Le fonctionnement de toute entreprise est source de conflits de pouvoir car il repose, en interne, sur des individus et des groupes, les salariés, qui ont des objectifs promu et rarement concordants, et, en externe, sur les agents économiques, consommateurs, clients, fournisseurs, actionnaires, administrations, etc., qui agissent également en fonction de leurs propres objectifs.

La nature des relations qui se nouent entre les acteurs au sein de l’entreprise et avec les partenaires extérieurs influence de façon déterminante son mode de gouvernance. Le dirigeant doit en permanence arbitrer entre les attentes des différents parties prenantes, qui peuvent constituer autant de contre-pouvoirs.

Les parties prenantes internes

L’expression « parties prenantes » fait référence à la volonté de chacun des acteurs de bénéficier d’une fraction de la valeur ajoutée produite par l’entreprise.

Les premiers bénéficiaires de la répartition de la valeur ajoutée sont les salariés au travers des salaires.

1. Les salariés et leurs représentants

a) Les salariés

Les salariés constituent le capital humain essentiel à l’activité et au développement de l’entreprise et donc, de fait, un contre-pouvoir puisque les objectifs de l’entreprise ne peuvent être atteints sans leur participation active, alors même que leurs objectifs personnels divergent parfois des objectifs communs.

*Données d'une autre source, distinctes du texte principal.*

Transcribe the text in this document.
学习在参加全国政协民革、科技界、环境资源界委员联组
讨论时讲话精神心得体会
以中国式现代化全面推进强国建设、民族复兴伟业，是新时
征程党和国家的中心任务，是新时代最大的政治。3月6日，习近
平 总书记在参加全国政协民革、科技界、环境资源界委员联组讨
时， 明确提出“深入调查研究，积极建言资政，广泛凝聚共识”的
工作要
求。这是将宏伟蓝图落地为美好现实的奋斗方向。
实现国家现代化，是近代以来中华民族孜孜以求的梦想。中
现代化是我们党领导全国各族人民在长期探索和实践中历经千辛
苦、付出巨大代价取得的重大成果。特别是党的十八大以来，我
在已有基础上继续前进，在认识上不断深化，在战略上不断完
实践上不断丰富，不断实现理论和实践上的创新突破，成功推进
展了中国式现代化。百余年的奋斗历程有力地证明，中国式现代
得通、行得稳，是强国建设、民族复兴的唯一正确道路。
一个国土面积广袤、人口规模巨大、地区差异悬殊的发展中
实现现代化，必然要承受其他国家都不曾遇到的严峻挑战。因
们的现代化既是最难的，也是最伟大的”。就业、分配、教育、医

Pour défendre leurs intérêts, les salariés s’appuient sur leurs élus :

  • Les délégués du personnel dans tous les établissements de plus de 10 salariés.
  • Le comité d’entreprise, obligatoire dans les entreprises de plus de 50 salariés.

b) Les syndicats

Les syndicats représentent un contre-pouvoir à la fois interne, grâce aux représentants syndicaux de l’entreprise, et externe, au niveau national. Selon les termes du Code du travail, ils sont seuls habilités à représenter les salariés dans le cadre des négociations collectives des conditions générales de travail. Leur contre-pouvoir s’exprime souvent de façon conflictuelle (grève, etc.).

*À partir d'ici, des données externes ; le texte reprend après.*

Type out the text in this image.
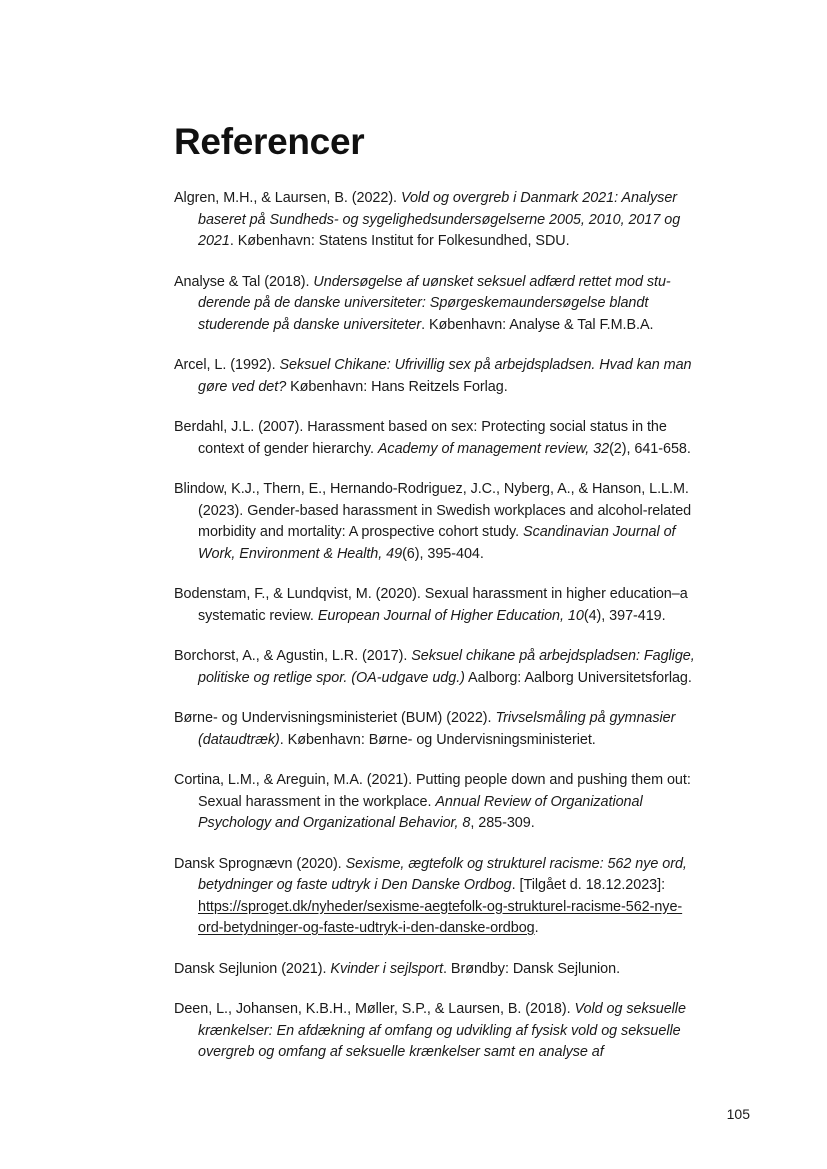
Referencer
Algren, M.H., & Laursen, B. (2022). Vold og overgreb i Danmark 2021: Analyser baseret på Sundheds- og sygelighedsundersøgelserne 2005, 2010, 2017 og 2021. København: Statens Institut for Folkesundhed, SDU.
Analyse & Tal (2018). Undersøgelse af uønsket seksuel adfærd rettet mod studerende på de danske universiteter: Spørgeskemaundersøgelse blandt studerende på danske universiteter. København: Analyse & Tal F.M.B.A.
Arcel, L. (1992). Seksuel Chikane: Ufrivillig sex på arbejdspladsen. Hvad kan man gøre ved det? København: Hans Reitzels Forlag.
Berdahl, J.L. (2007). Harassment based on sex: Protecting social status in the context of gender hierarchy. Academy of management review, 32(2), 641-658.
Blindow, K.J., Thern, E., Hernando-Rodriguez, J.C., Nyberg, A., & Hanson, L.L.M. (2023). Gender-based harassment in Swedish workplaces and alcohol-related morbidity and mortality: A prospective cohort study. Scandinavian Journal of Work, Environment & Health, 49(6), 395-404.
Bodenstam, F., & Lundqvist, M. (2020). Sexual harassment in higher education–a systematic review. European Journal of Higher Education, 10(4), 397-419.
Borchorst, A., & Agustin, L.R. (2017). Seksuel chikane på arbejdspladsen: Faglige, politiske og retlige spor. (OA-udgave udg.) Aalborg: Aalborg Universitetsforlag.
Børne- og Undervisningsministeriet (BUM) (2022). Trivselsmåling på gymnasier (dataudtræk). København: Børne- og Undervisningsministeriet.
Cortina, L.M., & Areguin, M.A. (2021). Putting people down and pushing them out: Sexual harassment in the workplace. Annual Review of Organizational Psychology and Organizational Behavior, 8, 285-309.
Dansk Sprognævn (2020). Sexisme, ægtefolk og strukturel racisme: 562 nye ord, betydninger og faste udtryk i Den Danske Ordbog. [Tilgået d. 18.12.2023]: https://sproget.dk/nyheder/sexisme-aegtefolk-og-strukturel-racisme-562-nye-ord-betydninger-og-faste-udtryk-i-den-danske-ordbog.
Dansk Sejlunion (2021). Kvinder i sejlsport. Brøndby: Dansk Sejlunion.
Deen, L., Johansen, K.B.H., Møller, S.P., & Laursen, B. (2018). Vold og seksuelle krænkelser: En afdækning af omfang og udvikling af fysisk vold og seksuelle overgreb og omfang af seksuelle krænkelser samt en analyse af
105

2. Les relations de pouvoir dans l’entreprise

Les dirigeants doivent en permanence arbitrer entre les objectifs des salariés et l’objectif commun. Ceci amène les économistes R. Cyert et J. March à montrer que les objectifs poursuivis par l’entreprise ne seront donc pas rationnels, mais représentent le meilleur compromis possible entre les objectifs des diverses coalitions d’individus qui la composent.

Ces coalitions d’individus ayant des buts différents, elles doivent négocier entre elles, ce qui conduit aux prises de décisions.

Pour éclairer le jeu de pouvoirs et contre-pouvoirs dans l’entreprise, M. Crozier, sociologue français, montre que, dans l’entreprise, tout le monde peut avoir du pouvoir car il est le produit de relations, négociations et confrontations dont l’issue reste toujours incertaine.

Les parties prenantes externes

1. Les consommateurs et les clients

L’intérêt des clients et des consommateurs, acheter au meilleur prix, est parfois contradictoire avec celui de l’entreprise, qui consiste à fixer des prix qui lui permettent de réaliser des profits et de satisfaire ainsi à ses objectifs de rentabilité.

Les consommateurs et les clients de l’entreprise exercent deux types de contre-pouvoir : actif par le biais des associations de consommateurs et passif en faisant jouer la concurrence sur les prix.

2. Les acteurs de la société civile

L’État et les administrations prélèvent une part de la valeur ajoutée de l’entreprise en impôts, taxes et cotisations diverses. Mais c’est au travers des lois et des règlements qu’ils exercent une contrainte collective et donc un contre-pouvoir.

En outre, la société civile impose à l’entreprise d’être socialement responsable, c’est-à-dire de se soucier de sa rentabilité et de sa croissance, mais également de ses impacts environnementaux et sociaux.

3. Les actionnaires

Les actionnaires sont les propriétaires de l’entreprise, si elle a la forme d’une société de capitaux, qui ont délégué leur pouvoir de décision.

a) La gouvernance de l’entreprise

La gouvernance constitue un mode d’arbitrage entre les intérêts contradictoires des différentes parties prenantes et, en particulier, entre les actionnaires et les dirigeants. Lorsque l’entrepreneur est l’unique ou le principal propriétaire de l’entreprise, les problèmes de gouvernance n’existent pas.

Mais dès lors qu’il existe une séparation entre les propriétaires et les dirigeants salariés, se pose la question de la pratique du pouvoir compte tenu des divergences d’intérêts qui peuvent exister entre eux.

On distingue deux modèles de gouvernance :

  1. La gouvernance managériale laisse aux dirigeants la plus grande part du pouvoir.
  2. La gouvernance actionnariale se traduit par un contrôle direct de l’entreprise par les actionnaires et s’impose depuis les années 1980.

b) Les enjeux liés aux intérêts des actionnaires

Les actionnaires exercent leur contre-pouvoir au sein des assemblées générales et des conseils d’administration. Ils suivent les nominations des dirigeants, leur rémunération, l’orientation stratégique de l’organisation, etc. Ceux-ci devront donc exercer leur pouvoir de gestion en tenant compte du contre-pouvoir des actionnaires et en assurant une rentabilité minimale des capitaux pour satisfaire à leurs exigences de dividendes.